Ab heute können türkische Staatsangehörige in Deutschland wählen. Einige Gedanken dazu in diesem Thread:
In Deutschland leben ca. 1,4 Mio Wahlberechtigte. Ein Wählerpotential, die keine Partei in der Türkei vernachlässigen kann, weil die Umfrageergebnisse sehr knapp sind.
Aber allen voran führt die #AKP einen besonders intensiven Wahlkampf in Deutschland, weil sie einerseits mehr Ressourcen zur Verfügung hat und andererseits einen Zugang in die Moscheen der türkisch-muslimischen Verbände hat.
Die AKP hat über die türkische Religionsbehörde Diyanet, die direkt Erdogan unterstellt ist, die volle Kontrolle über die DITIB mit ihren über 900 Gemeinden.

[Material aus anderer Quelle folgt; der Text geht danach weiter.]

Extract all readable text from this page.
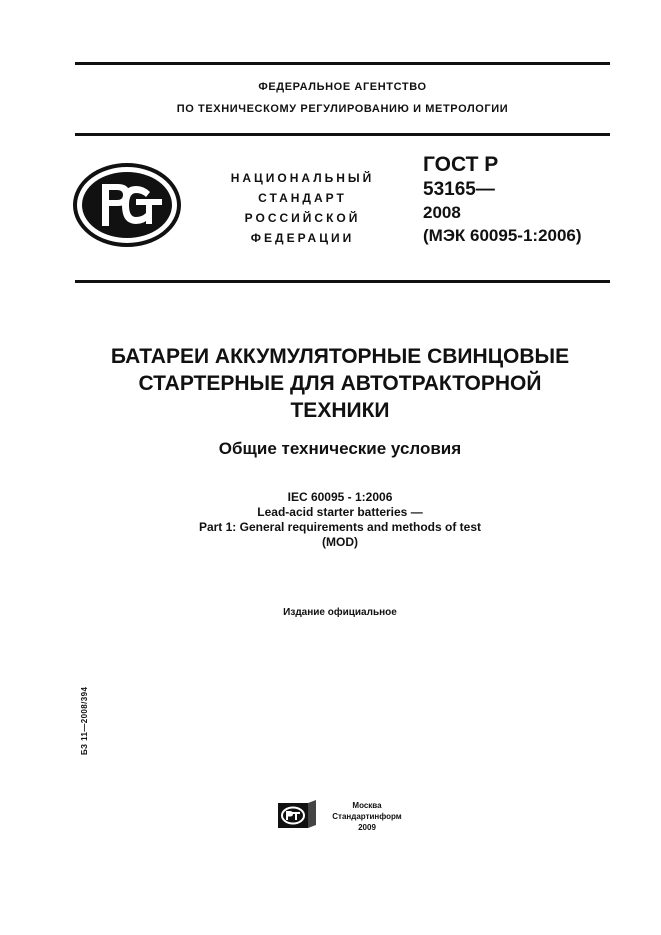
ФЕДЕРАЛЬНОЕ АГЕНТСТВО
ПО ТЕХНИЧЕСКОМУ РЕГУЛИРОВАНИЮ И МЕТРОЛОГИИ
НАЦИОНАЛЬНЫЙ
СТАНДАРТ
РОССИЙСКОЙ
ФЕДЕРАЦИИ
ГОСТ Р
53165—
2008
(МЭК 60095-1:2006)
БАТАРЕИ АККУМУЛЯТОРНЫЕ СВИНЦОВЫЕ
СТАРТЕРНЫЕ ДЛЯ АВТОТРАКТОРНОЙ
ТЕХНИКИ
Общие технические условия
IEC 60095 - 1:2006
Lead-acid starter batteries —
Part 1: General requirements and methods of test
(MOD)
Издание официальное
БЗ 11—2008/394
Москва
Стандартинформ
2009
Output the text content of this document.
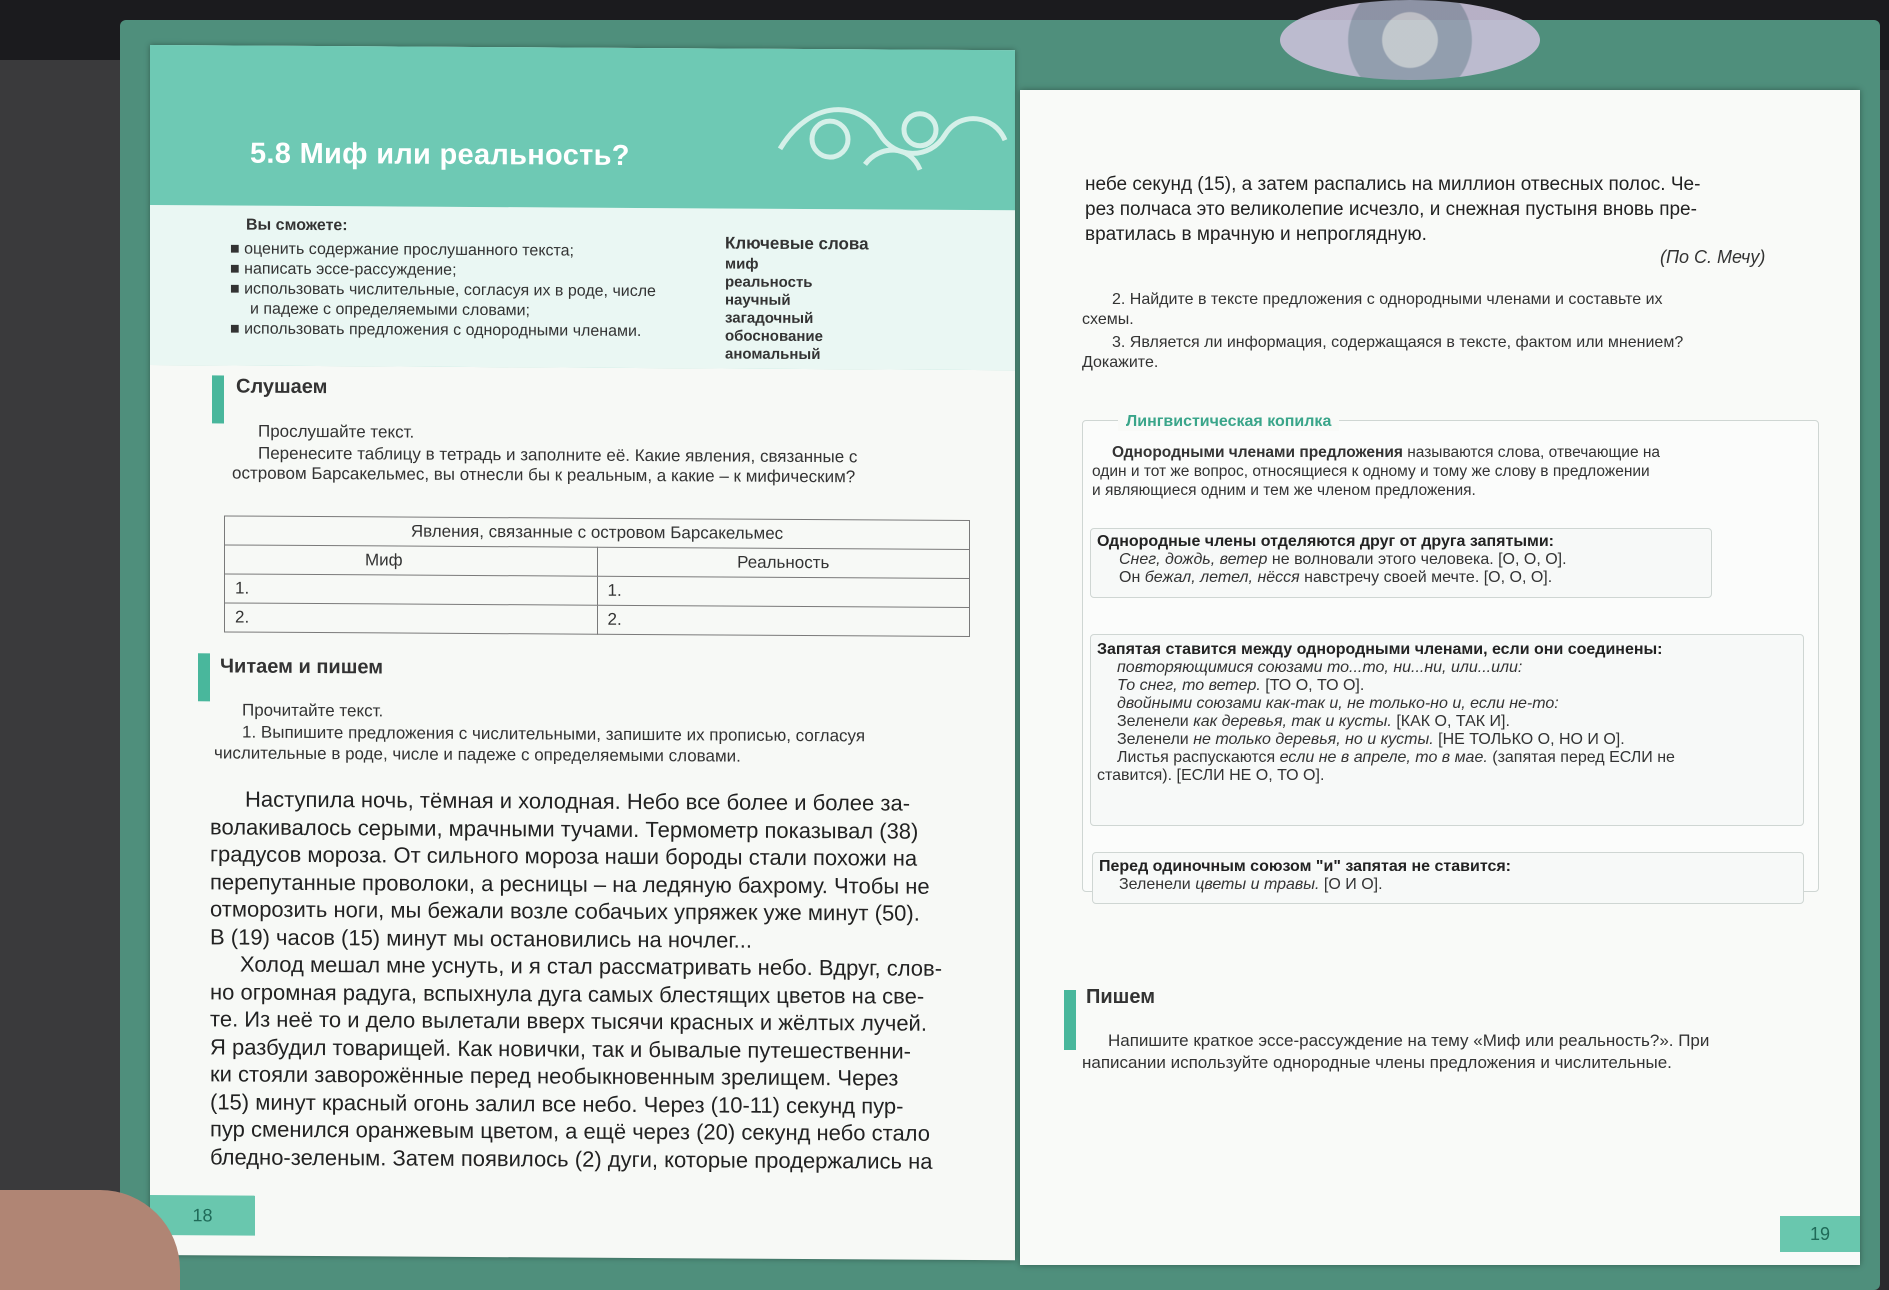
5.8 Миф или реальность?
Вы сможете:
■ оценить содержание прослушанного текста;
■ написать эссе-рассуждение;
■ использовать числительные, согласуя их в роде, числе
и падеже с определяемыми словами;
■ использовать предложения с однородными членами.
Ключевые слова
миф
реальность
научный
загадочный
обоснование
аномальный
Слушаем
Прослушайте текст.
Перенесите таблицу в тетрадь и заполните её. Какие явления, связанные с
островом Барсакельмес, вы отнесли бы к реальным, а какие – к мифическим?
Явления, связанные с островом Барсакельмес	
Миф	Реальность
1.	1.
2.	2.
Читаем и пишем
Прочитайте текст.
1. Выпишите предложения с числительными, запишите их прописью, согласуя
числительные в роде, числе и падеже с определяемыми словами.
Наступила ночь, тёмная и холодная. Небо все более и более за-
волакивалось серыми, мрачными тучами. Термометр показывал (38)
градусов мороза. От сильного мороза наши бороды стали похожи на
перепутанные проволоки, а ресницы – на ледяную бахрому. Чтобы не
отморозить ноги, мы бежали возле собачьих упряжек уже минут (50).
В (19) часов (15) минут мы остановились на ночлег...
Холод мешал мне уснуть, и я стал рассматривать небо. Вдруг, слов-
но огромная радуга, вспыхнула дуга самых блестящих цветов на све-
те. Из неё то и дело вылетали вверх тысячи красных и жёлтых лучей.
Я разбудил товарищей. Как новички, так и бывалые путешественни-
ки стояли заворожённые перед необыкновенным зрелищем. Через
(15) минут красный огонь залил все небо. Через (10-11) секунд пур-
пур сменился оранжевым цветом, а ещё через (20) секунд небо стало
бледно-зеленым. Затем появилось (2) дуги, которые продержались на
18
небе секунд (15), а затем распались на миллион отвесных полос. Че-
рез полчаса это великолепие исчезло, и снежная пустыня вновь пре-
вратилась в мрачную и непроглядную.
(По С. Мечу)
2. Найдите в тексте предложения с однородными членами и составьте их
схемы.
3. Является ли информация, содержащаяся в тексте, фактом или мнением?
Докажите.
Лингвистическая копилка
Однородными членами предложения называются слова, отвечающие на
один и тот же вопрос, относящиеся к одному и тому же слову в предложении
и являющиеся одним и тем же членом предложения.
Однородные члены отделяются друг от друга запятыми:
Снег, дождь, ветер не волновали этого человека. [О, О, О].
Он бежал, летел, нёсся навстречу своей мечте. [О, О, О].
Запятая ставится между однородными членами, если они соединены:
повторяющимися союзами то...то, ни...ни, или...или:
То снег, то ветер. [ТО О, ТО О].
двойными союзами как-так и, не только-но и, если не-то:
Зеленели как деревья, так и кусты. [КАК О, ТАК И].
Зеленели не только деревья, но и кусты. [НЕ ТОЛЬКО О, НО И О].
Листья распускаются если не в апреле, то в мае. (запятая перед ЕСЛИ не
ставится). [ЕСЛИ НЕ О, ТО О].
Перед одиночным союзом "и" запятая не ставится:
Зеленели цветы и травы. [О И О].
Пишем
Напишите краткое эссе-рассуждение на тему «Миф или реальность?». При
написании используйте однородные члены предложения и числительные.
19
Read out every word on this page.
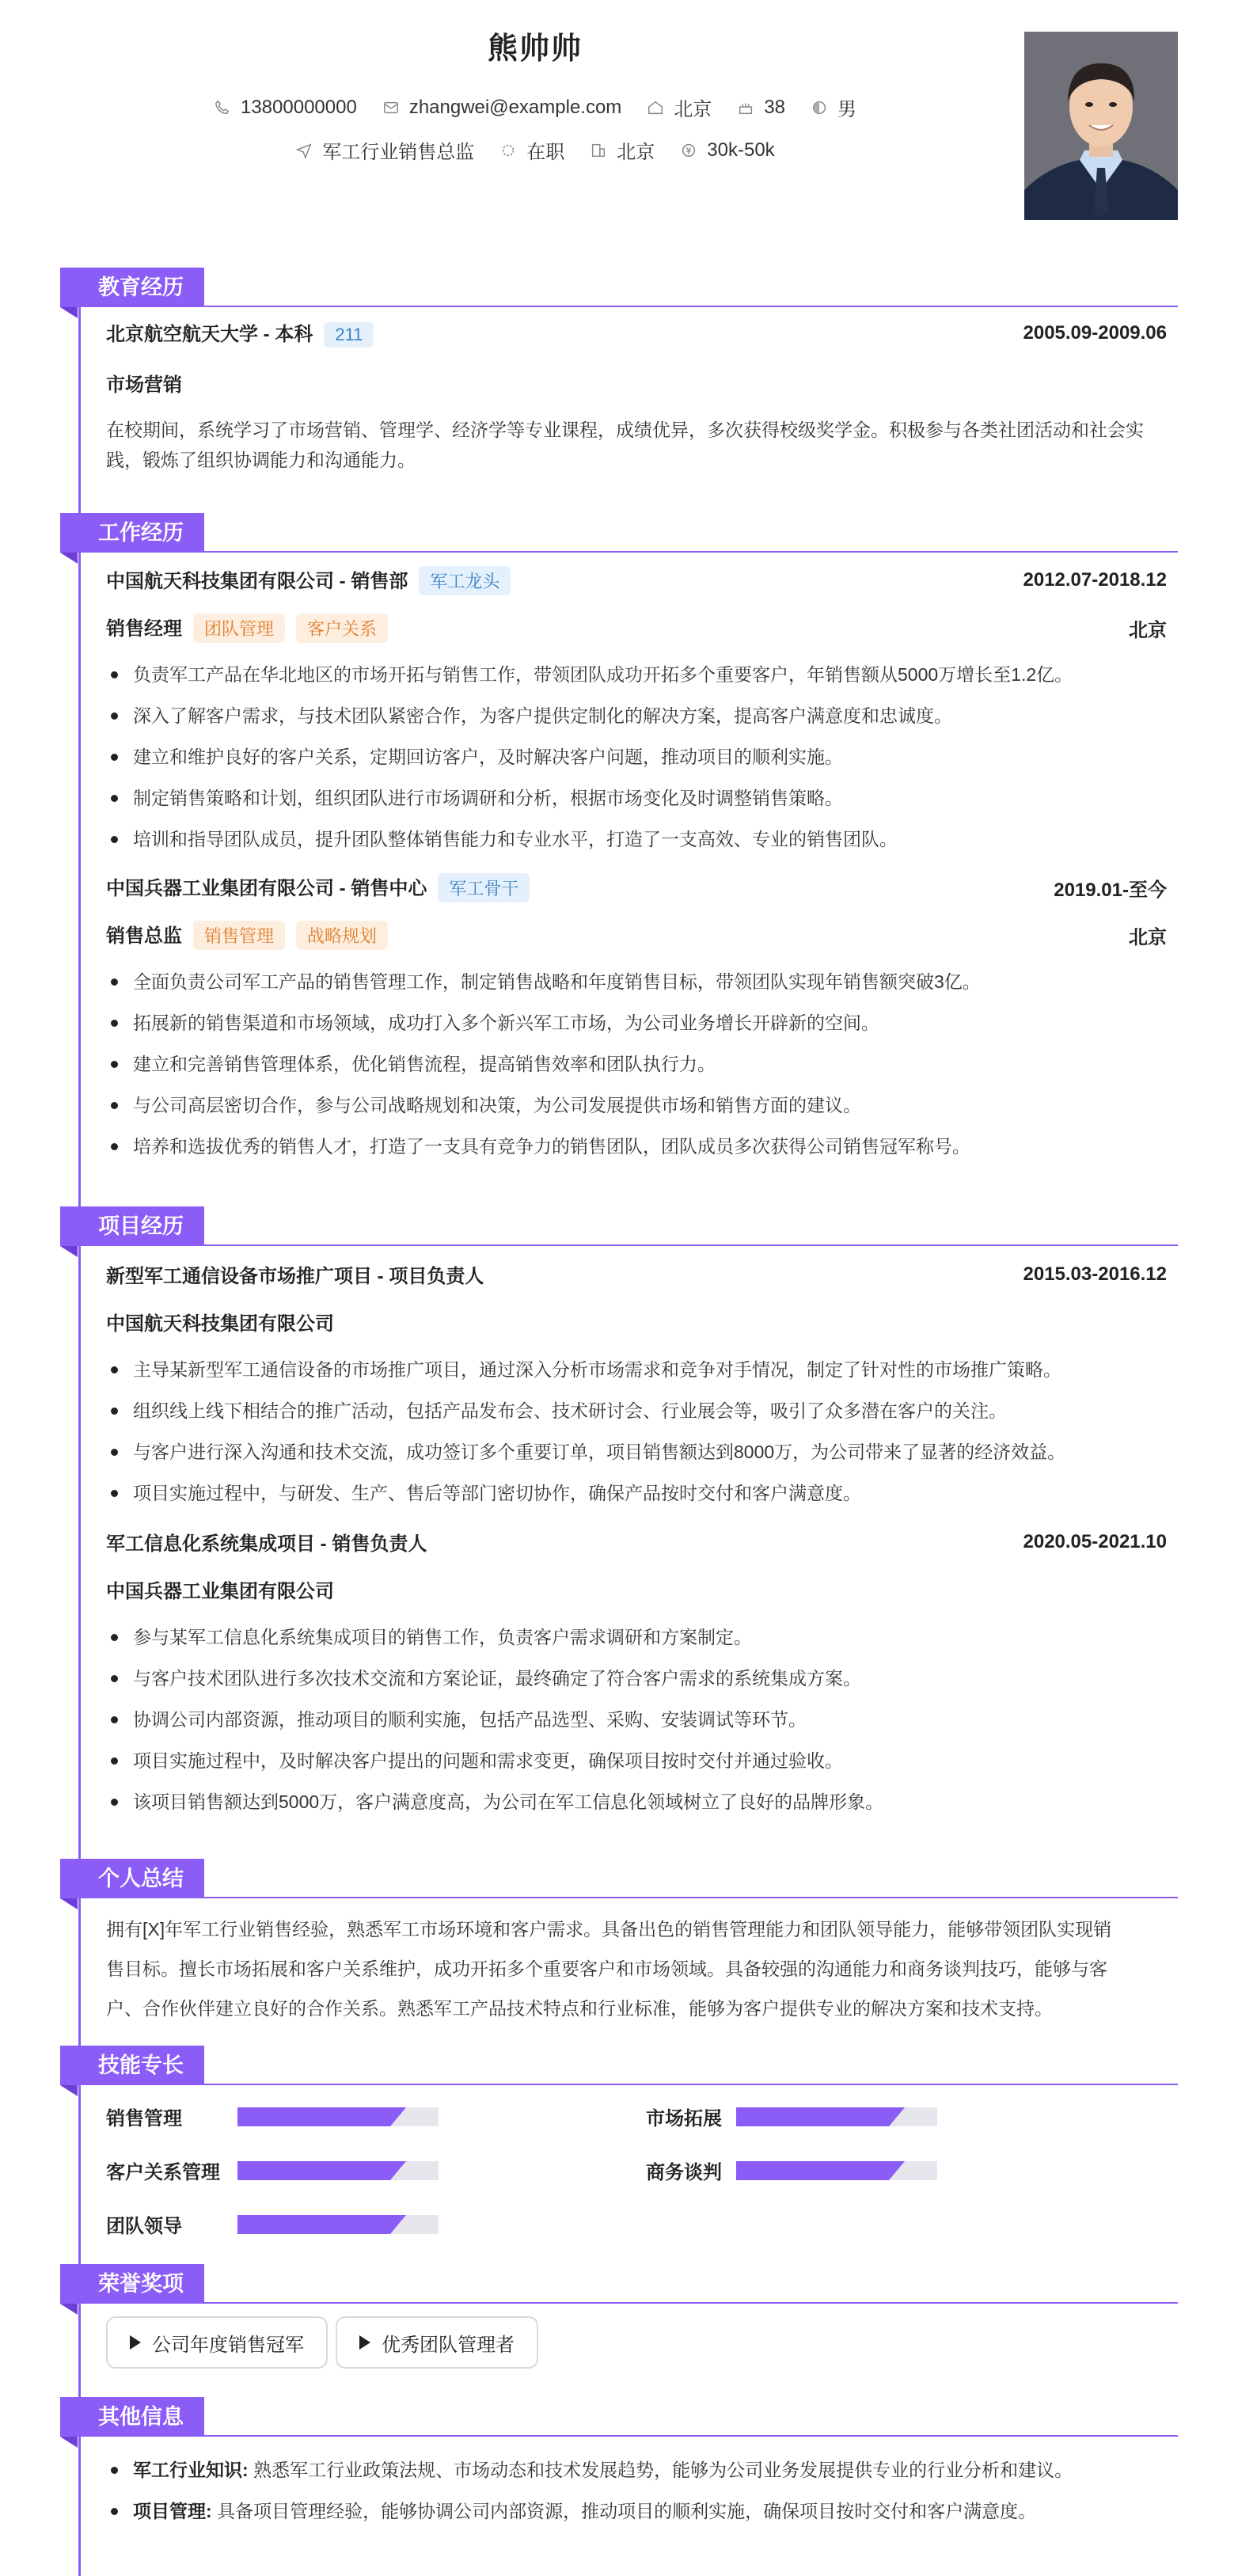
熊帅帅
13800000000	zhangwei@example.com	北京	38	男
军工行业销售总监	在职	北京	30k-50k
教育经历
北京航空航天大学 - 本科 211	2005.09-2009.06
市场营销
在校期间，系统学习了市场营销、管理学、经济学等专业课程，成绩优异，多次获得校级奖学金。积极参与各类社团活动和社会实践，锻炼了组织协调能力和沟通能力。
工作经历
中国航天科技集团有限公司 - 销售部 军工龙头	2012.07-2018.12
销售经理 团队管理 客户关系	北京
负责军工产品在华北地区的市场开拓与销售工作，带领团队成功开拓多个重要客户，年销售额从5000万增长至1.2亿。
深入了解客户需求，与技术团队紧密合作，为客户提供定制化的解决方案，提高客户满意度和忠诚度。
建立和维护良好的客户关系，定期回访客户，及时解决客户问题，推动项目的顺利实施。
制定销售策略和计划，组织团队进行市场调研和分析，根据市场变化及时调整销售策略。
培训和指导团队成员，提升团队整体销售能力和专业水平，打造了一支高效、专业的销售团队。
中国兵器工业集团有限公司 - 销售中心 军工骨干	2019.01-至今
销售总监 销售管理 战略规划	北京
全面负责公司军工产品的销售管理工作，制定销售战略和年度销售目标，带领团队实现年销售额突破3亿。
拓展新的销售渠道和市场领域，成功打入多个新兴军工市场，为公司业务增长开辟新的空间。
建立和完善销售管理体系，优化销售流程，提高销售效率和团队执行力。
与公司高层密切合作，参与公司战略规划和决策，为公司发展提供市场和销售方面的建议。
培养和选拔优秀的销售人才，打造了一支具有竞争力的销售团队，团队成员多次获得公司销售冠军称号。
项目经历
新型军工通信设备市场推广项目 - 项目负责人	2015.03-2016.12
中国航天科技集团有限公司
主导某新型军工通信设备的市场推广项目，通过深入分析市场需求和竞争对手情况，制定了针对性的市场推广策略。
组织线上线下相结合的推广活动，包括产品发布会、技术研讨会、行业展会等，吸引了众多潜在客户的关注。
与客户进行深入沟通和技术交流，成功签订多个重要订单，项目销售额达到8000万，为公司带来了显著的经济效益。
项目实施过程中，与研发、生产、售后等部门密切协作，确保产品按时交付和客户满意度。
军工信息化系统集成项目 - 销售负责人	2020.05-2021.10
中国兵器工业集团有限公司
参与某军工信息化系统集成项目的销售工作，负责客户需求调研和方案制定。
与客户技术团队进行多次技术交流和方案论证，最终确定了符合客户需求的系统集成方案。
协调公司内部资源，推动项目的顺利实施，包括产品选型、采购、安装调试等环节。
项目实施过程中，及时解决客户提出的问题和需求变更，确保项目按时交付并通过验收。
该项目销售额达到5000万，客户满意度高，为公司在军工信息化领域树立了良好的品牌形象。
个人总结
拥有[X]年军工行业销售经验，熟悉军工市场环境和客户需求。具备出色的销售管理能力和团队领导能力，能够带领团队实现销
售目标。擅长市场拓展和客户关系维护，成功开拓多个重要客户和市场领域。具备较强的沟通能力和商务谈判技巧，能够与客
户、合作伙伴建立良好的合作关系。熟悉军工产品技术特点和行业标准，能够为客户提供专业的解决方案和技术支持。
技能专长
销售管理	市场拓展
客户关系管理	商务谈判
团队领导
荣誉奖项
公司年度销售冠军	优秀团队管理者
其他信息
军工行业知识: 熟悉军工行业政策法规、市场动态和技术发展趋势，能够为公司业务发展提供专业的行业分析和建议。
项目管理: 具备项目管理经验，能够协调公司内部资源，推动项目的顺利实施，确保项目按时交付和客户满意度。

DITIB-Gemeinden werden in Wahlkampfzeiten zu AKP-Filialen.
Aber auch in IGMG und ATIB-Gemeinden waren AKP-Politiker für Wahlkampfzwecke unterwegs. Eine Tatsache mit der sich die deutsche Politik intensiver beschäftigen muss, denn diese Verbände präsentieren sich hier gerne als politisch unabhängige Religionsgemeinschaften.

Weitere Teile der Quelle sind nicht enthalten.